YOMO
Esa mano prodigiosa, amada, que plantó un
rosal en mi diminuto jardín de la amistad, también me ayudó a impedir que Yomo,
ese exquisito personaje de mi infortunada infancia que me espantaba los duendes
y me contaba cuentos que nunca vi impresos en ningún libro, permaneciera más
tiempo sumergido en el anonimato.
Esos cuentos, amada perdurable, debieron
haber sido inventados por Yomo, quien no sabía leer ni escribir, pero tenía una
imaginación que ni tú ni yo poseemos, al final tenían una moraleja. Sí, amada,
uno de ellos, según mi avejentado recuerdo, hacía referencia a un viajero que
al saciar su sed en la fuente generosa del camino, en vez de darle gracias como
hacen los aborígenes de muchas latitudes primitivas, escupió el agua y al
regreso tuvo que sorber su saliva con el líquido elemento, ya no límpida como
antes, sino asquerosa.
¿La moraleja de este cuento? No
puedes escupir hacia el cielo porque la saliva caerá te caerá en el
cuerpo.
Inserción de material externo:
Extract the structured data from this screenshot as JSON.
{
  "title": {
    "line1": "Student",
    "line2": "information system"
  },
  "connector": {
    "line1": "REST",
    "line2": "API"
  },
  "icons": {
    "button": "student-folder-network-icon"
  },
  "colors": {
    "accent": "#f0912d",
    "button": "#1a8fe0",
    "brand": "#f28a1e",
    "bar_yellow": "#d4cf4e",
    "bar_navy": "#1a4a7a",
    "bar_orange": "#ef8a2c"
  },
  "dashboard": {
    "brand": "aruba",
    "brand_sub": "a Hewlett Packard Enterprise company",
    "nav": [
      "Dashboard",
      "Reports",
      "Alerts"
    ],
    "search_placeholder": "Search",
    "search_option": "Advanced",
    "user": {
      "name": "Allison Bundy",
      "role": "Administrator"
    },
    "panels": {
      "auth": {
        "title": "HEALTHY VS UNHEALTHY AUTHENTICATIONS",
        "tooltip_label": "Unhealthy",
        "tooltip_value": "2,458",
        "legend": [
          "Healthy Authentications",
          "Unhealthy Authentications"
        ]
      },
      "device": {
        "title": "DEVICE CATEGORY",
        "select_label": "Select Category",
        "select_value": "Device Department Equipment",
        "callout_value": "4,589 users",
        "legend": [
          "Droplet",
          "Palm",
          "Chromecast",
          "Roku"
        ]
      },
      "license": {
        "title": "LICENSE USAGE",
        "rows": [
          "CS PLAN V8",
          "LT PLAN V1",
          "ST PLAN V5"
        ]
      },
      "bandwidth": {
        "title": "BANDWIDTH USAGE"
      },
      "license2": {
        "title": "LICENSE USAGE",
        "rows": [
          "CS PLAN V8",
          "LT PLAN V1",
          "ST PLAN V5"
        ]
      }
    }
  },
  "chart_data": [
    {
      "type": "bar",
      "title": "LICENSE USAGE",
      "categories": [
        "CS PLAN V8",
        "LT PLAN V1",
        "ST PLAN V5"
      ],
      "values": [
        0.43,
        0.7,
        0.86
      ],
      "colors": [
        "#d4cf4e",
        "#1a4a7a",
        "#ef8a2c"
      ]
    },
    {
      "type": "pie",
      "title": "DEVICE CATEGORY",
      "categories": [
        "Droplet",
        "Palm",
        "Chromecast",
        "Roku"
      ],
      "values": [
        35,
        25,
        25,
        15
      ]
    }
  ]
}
Si ensucias el agua que sació tu sed, en vez de bendecirla como hacen
los aborígenes de muchas tribus primitivas de lejanas latitudes, tendrás que
sorberla mugrosa al regreso del viaje.
Yomo, amada cariñosa, me enseñó una manera
peculiar de contar: una, dona, tena, catona…¿De dónde obtuvo estos
conocimientos? Nunca lo supe, porque aparte de su generosidad y amabilidad
hacia mi persona y de su afición al ron blanco, que lo sumergía en la
embriaguez, nada más recuerdo de él.
Yo creo, amada esplendorosa, que Yomo debe
estar cabalgando en el cielo en un burrito marabalero, cual lo hacía el poeta
Juan Ramón Jiménez en Platero el borriquillo moguereño que viajó con él a la
eternidad.
Allí lo encontraré, amada gentil, y
volveré a escuchar sus cuentos y él escuchará los míos.
Y en los prados del
cielo, deleitaremos a los ángeles y nos olvidaremos de duendes, de tristezas,
de penurias existenciales, de pleitos.
¿Verdad que sí, Yomo?
¿Verdad que sí, amada
ideal?
¿Verdad, amada, que
ahora Yomo cabalgará conmigo hacia la posteridad en mi obra literaria?